Географические образы Сибири в их обобщенной целостности – результат длительной ретрансляции идеальных европейских ландшафтных образов на первичное эмоциональное восприятие зауральских пейзажей. Понятно, что подобные ментальные процессы происходили постоянно и очень интенсивно со времен Великих географических открытий, и в этом смысле Сибирь ничем принципиальным не отличается от Америки, Африки или же Южной и Юго-Восточной Азии, ставших объектами европейской колониальной экспансии26. Другое дело, что Россия, выйдя на уральские рубежи и перешагнув за Камень, воспроизводила такие образы с известной ментальной отсрочкой, с некоторым историо- и геософским «запозданием» – сначала ориентируясь на классические образы колонизации с сакрально-мифологическим библейско-христианским подтекстом, а затем уже на профанизированные «светские» образы сниженной европейской колонизации, обустраивавшей «островки уюта и комфорта» среди «моря» диких или слабо освоенных пространств. Так, первый пространный русский текст о Зауралье конца XV в. – «Сказание о человецех незнаемых» – является очевидным примером первого дискурса, далее хорошо развернутого в летописных и церковных образцах27; великолепным лапидарным образцом второго дискурса можно назвать «Из Сибири» Антона Чехова. Как бы то ни было, мощные природные образы холода, снега, однообразных равнин, тайги, степей и болот сочетались с образами безлюдья и языческой дикости, коим сопутствовали также образы мифологических и реальных богатств.
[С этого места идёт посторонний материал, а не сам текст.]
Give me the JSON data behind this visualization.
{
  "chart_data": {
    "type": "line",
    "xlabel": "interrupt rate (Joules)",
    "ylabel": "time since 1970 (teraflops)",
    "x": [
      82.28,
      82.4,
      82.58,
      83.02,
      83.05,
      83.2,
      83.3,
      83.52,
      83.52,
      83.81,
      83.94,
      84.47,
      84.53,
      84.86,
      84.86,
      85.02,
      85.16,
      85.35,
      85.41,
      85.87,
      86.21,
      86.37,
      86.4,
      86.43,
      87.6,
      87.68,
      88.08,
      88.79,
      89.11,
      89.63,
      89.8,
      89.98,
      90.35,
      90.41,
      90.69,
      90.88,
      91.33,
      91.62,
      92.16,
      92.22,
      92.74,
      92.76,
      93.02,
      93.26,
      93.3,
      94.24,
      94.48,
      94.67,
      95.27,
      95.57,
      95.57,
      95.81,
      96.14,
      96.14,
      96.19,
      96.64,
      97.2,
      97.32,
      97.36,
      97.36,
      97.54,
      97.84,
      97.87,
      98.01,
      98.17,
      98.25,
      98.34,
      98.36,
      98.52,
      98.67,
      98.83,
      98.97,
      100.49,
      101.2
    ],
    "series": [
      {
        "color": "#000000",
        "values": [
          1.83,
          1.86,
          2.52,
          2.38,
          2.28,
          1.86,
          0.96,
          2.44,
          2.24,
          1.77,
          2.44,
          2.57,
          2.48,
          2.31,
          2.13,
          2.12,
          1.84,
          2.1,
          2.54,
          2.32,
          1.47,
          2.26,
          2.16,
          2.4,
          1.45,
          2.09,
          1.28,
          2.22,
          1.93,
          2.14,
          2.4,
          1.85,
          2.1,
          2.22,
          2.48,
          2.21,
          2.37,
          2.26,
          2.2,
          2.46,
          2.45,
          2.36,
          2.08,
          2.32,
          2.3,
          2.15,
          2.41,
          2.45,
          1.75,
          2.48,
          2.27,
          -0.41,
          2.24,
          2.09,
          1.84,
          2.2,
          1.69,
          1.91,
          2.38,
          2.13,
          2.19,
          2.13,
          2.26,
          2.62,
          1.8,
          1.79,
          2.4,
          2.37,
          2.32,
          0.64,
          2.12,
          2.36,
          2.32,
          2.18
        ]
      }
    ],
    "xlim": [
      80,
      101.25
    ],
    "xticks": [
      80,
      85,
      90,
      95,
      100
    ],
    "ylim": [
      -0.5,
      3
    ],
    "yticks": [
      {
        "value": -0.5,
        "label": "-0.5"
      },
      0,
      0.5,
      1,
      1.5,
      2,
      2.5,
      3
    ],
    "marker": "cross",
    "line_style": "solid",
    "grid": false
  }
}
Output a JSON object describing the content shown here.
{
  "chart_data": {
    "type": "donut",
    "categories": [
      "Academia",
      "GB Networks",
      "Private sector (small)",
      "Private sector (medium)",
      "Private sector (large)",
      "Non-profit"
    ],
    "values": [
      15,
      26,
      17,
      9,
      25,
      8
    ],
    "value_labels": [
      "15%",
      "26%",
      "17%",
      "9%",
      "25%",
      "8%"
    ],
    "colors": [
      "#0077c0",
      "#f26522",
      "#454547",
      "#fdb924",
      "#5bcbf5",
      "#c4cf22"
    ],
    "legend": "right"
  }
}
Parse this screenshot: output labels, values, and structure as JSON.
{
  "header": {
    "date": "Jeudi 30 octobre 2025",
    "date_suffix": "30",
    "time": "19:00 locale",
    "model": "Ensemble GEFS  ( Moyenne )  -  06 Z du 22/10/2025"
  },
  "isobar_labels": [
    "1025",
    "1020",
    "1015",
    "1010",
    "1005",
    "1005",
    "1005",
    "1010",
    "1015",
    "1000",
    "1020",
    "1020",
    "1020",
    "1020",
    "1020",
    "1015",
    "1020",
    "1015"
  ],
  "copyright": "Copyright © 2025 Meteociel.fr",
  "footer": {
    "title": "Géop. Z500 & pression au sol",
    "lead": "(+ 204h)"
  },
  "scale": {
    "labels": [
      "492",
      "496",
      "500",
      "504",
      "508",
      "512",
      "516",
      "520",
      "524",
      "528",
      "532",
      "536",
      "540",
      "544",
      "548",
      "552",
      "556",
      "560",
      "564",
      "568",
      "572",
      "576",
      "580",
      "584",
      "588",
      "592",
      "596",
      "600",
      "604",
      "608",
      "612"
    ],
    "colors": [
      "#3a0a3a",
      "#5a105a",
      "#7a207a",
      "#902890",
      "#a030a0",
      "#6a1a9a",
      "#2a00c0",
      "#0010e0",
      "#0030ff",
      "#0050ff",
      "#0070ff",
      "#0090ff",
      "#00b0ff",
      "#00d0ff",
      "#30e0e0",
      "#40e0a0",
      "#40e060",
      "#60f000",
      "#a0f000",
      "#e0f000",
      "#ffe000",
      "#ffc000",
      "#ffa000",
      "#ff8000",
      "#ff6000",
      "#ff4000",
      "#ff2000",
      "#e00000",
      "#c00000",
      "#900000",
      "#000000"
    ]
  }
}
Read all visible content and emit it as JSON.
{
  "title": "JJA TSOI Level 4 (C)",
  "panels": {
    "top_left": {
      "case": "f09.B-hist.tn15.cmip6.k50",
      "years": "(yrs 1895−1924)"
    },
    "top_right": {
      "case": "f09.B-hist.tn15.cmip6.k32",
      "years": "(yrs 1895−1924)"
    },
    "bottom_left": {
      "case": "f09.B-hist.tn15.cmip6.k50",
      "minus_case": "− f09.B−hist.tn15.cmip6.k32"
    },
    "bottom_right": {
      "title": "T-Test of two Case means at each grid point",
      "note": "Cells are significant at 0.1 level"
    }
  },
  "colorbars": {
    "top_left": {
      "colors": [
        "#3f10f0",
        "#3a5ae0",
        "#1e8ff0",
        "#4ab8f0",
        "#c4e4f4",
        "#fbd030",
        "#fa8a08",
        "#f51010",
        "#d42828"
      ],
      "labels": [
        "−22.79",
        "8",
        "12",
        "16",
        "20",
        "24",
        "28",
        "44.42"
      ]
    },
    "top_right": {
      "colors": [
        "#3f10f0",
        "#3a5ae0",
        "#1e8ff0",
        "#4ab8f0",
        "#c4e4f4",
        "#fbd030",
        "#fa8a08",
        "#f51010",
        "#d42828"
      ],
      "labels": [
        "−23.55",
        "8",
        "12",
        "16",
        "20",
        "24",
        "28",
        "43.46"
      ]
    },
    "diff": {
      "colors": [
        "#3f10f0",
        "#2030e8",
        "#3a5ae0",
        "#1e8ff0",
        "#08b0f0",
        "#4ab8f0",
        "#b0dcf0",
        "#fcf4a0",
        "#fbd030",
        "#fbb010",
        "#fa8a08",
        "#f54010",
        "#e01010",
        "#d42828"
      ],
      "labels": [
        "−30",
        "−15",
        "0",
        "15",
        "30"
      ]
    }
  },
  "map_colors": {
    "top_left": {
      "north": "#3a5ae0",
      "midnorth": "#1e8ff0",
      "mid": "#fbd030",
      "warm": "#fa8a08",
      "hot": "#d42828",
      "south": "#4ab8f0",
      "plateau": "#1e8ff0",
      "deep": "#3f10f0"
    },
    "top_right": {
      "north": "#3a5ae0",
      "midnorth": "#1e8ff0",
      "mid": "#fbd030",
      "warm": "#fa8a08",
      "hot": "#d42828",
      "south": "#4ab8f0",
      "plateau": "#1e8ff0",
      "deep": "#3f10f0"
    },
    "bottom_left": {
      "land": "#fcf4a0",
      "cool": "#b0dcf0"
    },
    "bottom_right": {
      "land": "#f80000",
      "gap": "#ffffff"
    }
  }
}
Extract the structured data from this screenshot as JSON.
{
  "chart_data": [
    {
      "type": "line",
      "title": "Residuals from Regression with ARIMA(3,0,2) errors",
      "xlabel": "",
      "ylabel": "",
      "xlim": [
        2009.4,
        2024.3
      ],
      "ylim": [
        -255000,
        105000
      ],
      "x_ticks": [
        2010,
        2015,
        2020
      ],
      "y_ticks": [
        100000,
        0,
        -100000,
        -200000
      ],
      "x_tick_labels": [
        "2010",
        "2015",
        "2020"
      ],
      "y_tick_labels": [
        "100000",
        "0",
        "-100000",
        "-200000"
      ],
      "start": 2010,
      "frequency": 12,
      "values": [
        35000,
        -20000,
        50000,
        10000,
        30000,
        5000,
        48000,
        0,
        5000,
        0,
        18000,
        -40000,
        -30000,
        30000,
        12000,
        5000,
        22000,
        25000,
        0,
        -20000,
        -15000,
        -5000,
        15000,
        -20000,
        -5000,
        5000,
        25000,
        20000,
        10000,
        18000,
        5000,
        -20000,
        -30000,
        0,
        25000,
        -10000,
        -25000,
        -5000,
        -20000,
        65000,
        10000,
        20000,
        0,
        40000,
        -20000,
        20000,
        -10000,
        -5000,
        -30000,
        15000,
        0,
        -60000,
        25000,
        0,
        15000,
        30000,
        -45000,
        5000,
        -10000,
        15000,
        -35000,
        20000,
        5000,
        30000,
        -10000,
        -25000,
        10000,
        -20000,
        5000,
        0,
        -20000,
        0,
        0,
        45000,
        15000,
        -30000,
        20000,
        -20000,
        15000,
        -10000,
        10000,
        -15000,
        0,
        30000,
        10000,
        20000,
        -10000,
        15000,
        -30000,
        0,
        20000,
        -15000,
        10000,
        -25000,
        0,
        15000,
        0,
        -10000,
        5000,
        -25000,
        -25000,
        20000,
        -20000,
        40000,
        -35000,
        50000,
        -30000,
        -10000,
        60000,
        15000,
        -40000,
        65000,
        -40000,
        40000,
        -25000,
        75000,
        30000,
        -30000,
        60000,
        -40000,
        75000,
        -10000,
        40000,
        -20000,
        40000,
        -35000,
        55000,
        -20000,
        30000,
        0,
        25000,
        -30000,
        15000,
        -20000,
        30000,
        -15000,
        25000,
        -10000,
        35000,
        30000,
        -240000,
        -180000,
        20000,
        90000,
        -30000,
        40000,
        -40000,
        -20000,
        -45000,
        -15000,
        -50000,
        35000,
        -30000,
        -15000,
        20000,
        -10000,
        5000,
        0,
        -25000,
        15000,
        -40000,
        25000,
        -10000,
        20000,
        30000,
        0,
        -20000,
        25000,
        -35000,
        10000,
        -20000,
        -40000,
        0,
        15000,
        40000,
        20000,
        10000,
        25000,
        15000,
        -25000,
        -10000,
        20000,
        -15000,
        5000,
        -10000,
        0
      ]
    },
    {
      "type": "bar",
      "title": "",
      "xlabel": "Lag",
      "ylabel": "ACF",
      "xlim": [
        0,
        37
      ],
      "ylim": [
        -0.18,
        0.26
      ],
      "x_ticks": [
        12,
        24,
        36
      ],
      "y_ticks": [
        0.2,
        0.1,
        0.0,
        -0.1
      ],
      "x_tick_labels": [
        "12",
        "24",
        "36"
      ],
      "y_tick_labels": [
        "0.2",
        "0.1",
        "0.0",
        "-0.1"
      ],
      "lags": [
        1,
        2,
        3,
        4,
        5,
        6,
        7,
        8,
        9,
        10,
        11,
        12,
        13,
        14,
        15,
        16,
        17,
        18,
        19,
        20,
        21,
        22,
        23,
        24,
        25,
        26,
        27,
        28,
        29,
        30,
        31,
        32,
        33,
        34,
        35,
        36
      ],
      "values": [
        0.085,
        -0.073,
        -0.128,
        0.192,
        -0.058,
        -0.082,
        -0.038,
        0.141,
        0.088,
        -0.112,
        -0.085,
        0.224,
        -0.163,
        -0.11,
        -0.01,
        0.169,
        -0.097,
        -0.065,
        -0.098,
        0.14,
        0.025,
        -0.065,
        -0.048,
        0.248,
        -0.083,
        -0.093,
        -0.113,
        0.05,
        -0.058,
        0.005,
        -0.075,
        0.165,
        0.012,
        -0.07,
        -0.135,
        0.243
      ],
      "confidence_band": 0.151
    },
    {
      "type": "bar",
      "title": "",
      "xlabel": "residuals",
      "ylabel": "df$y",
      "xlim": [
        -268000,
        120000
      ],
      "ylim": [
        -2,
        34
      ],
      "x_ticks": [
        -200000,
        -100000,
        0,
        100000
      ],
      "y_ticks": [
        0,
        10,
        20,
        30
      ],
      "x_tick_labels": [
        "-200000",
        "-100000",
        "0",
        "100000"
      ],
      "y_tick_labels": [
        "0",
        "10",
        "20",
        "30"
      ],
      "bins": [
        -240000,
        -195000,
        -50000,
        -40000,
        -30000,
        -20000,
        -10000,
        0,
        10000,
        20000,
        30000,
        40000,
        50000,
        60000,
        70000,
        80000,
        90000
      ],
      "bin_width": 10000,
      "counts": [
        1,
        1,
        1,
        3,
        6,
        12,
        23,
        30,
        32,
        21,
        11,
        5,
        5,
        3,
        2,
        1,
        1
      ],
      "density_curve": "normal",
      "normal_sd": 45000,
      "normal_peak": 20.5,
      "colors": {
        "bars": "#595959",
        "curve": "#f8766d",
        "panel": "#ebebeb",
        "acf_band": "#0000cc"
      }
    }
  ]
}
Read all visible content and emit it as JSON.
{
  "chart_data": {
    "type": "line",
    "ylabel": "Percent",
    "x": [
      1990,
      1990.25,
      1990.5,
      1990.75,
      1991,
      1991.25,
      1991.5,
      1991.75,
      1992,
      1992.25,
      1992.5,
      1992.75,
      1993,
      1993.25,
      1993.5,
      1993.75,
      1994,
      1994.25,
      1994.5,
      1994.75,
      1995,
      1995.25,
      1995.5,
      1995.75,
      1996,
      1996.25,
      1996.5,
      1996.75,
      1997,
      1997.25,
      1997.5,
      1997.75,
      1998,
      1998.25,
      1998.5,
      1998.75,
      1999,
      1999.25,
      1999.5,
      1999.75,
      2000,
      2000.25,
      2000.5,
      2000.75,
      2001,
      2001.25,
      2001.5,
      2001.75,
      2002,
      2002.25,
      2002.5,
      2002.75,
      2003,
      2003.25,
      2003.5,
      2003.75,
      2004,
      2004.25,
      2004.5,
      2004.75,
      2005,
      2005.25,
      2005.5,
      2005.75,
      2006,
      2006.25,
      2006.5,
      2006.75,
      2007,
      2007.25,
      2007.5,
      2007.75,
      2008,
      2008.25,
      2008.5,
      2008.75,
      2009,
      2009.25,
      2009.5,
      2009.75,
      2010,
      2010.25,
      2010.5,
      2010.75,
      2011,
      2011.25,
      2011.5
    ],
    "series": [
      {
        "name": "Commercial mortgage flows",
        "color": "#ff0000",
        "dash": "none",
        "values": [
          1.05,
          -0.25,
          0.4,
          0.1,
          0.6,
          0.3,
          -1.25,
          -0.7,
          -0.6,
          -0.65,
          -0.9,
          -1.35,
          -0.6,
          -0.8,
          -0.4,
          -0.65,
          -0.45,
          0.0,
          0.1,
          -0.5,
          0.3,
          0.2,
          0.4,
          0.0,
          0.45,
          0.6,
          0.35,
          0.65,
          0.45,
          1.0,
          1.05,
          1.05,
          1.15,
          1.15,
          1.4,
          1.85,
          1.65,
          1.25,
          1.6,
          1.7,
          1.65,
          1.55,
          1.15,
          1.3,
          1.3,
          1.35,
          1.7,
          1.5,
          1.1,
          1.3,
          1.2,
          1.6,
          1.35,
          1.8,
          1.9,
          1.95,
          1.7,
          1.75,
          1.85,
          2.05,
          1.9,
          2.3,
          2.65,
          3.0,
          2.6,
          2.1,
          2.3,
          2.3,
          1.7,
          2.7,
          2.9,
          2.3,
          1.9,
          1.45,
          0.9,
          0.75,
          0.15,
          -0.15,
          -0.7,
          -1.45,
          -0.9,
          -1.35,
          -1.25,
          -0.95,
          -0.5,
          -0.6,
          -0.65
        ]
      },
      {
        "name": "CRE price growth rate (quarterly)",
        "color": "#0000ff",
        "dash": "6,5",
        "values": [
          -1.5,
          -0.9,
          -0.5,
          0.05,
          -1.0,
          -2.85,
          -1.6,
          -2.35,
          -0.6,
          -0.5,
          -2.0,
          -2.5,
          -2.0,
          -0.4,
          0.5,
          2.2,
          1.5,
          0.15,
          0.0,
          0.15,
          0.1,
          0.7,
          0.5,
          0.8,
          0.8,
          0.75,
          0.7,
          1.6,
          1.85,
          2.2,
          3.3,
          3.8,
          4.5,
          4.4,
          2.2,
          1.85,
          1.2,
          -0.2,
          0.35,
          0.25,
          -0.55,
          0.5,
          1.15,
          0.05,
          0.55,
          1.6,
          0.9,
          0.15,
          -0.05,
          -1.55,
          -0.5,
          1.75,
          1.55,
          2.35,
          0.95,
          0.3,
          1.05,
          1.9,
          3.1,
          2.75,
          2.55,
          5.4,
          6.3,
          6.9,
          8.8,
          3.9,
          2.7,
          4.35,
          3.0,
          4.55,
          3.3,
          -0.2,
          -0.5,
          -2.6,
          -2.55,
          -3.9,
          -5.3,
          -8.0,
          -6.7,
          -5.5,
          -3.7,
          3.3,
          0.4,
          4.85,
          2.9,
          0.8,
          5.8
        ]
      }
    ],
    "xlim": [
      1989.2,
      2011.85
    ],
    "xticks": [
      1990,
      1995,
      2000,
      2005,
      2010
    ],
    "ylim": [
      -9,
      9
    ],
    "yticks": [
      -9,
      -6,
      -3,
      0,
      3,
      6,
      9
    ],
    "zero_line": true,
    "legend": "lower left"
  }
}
Ментально-идеологическая ретрансляция в процессах создания и воспроизводства географических образов Сибири, некая дополнительная пространственная трансакция, связанная с промежуточным цивилизационным положением самой России (и не забудем, что в XVI-XVII вв. это было еще Московское царство, которому довлели по преимуществу византийские ментальные и идеологические образцы сакрального порядка – причем южно-европейского и ближневосточного происхождения28), вела к значительной интровертации этих образов: образы Сибири могли восприниматься и воспринимались (а следовательно, и регулярно воспроизводились) как некие «внутренние» азиатские образы, необходимые европейской цивилизации для ее ментального равновесия в восточном направлении – Россия была здесь геоидеологическим «учеником» и одновременно «подрядчиком», взявшимся доставлять (хотя бы и частично, не полностью) подобную ментальную продукцию «ко двору». Было бы неверно расценивать такую цивилизационную и метагеографическую ситуацию как ущербную: огромные пространства Зауралья, почти внезапно попавшие в сферу политического влияния Московского царства, требовали соответствующих, достаточно фундированных географических образов, и они были довольно успешно «импортированы» и адаптированы русской культурой, «увидевшей» их для себя вполне органичными; «Сибирская Тартария» – это не только европейский, но и российский образ, хорошо «работавший» в течение XVI-XVIII вв.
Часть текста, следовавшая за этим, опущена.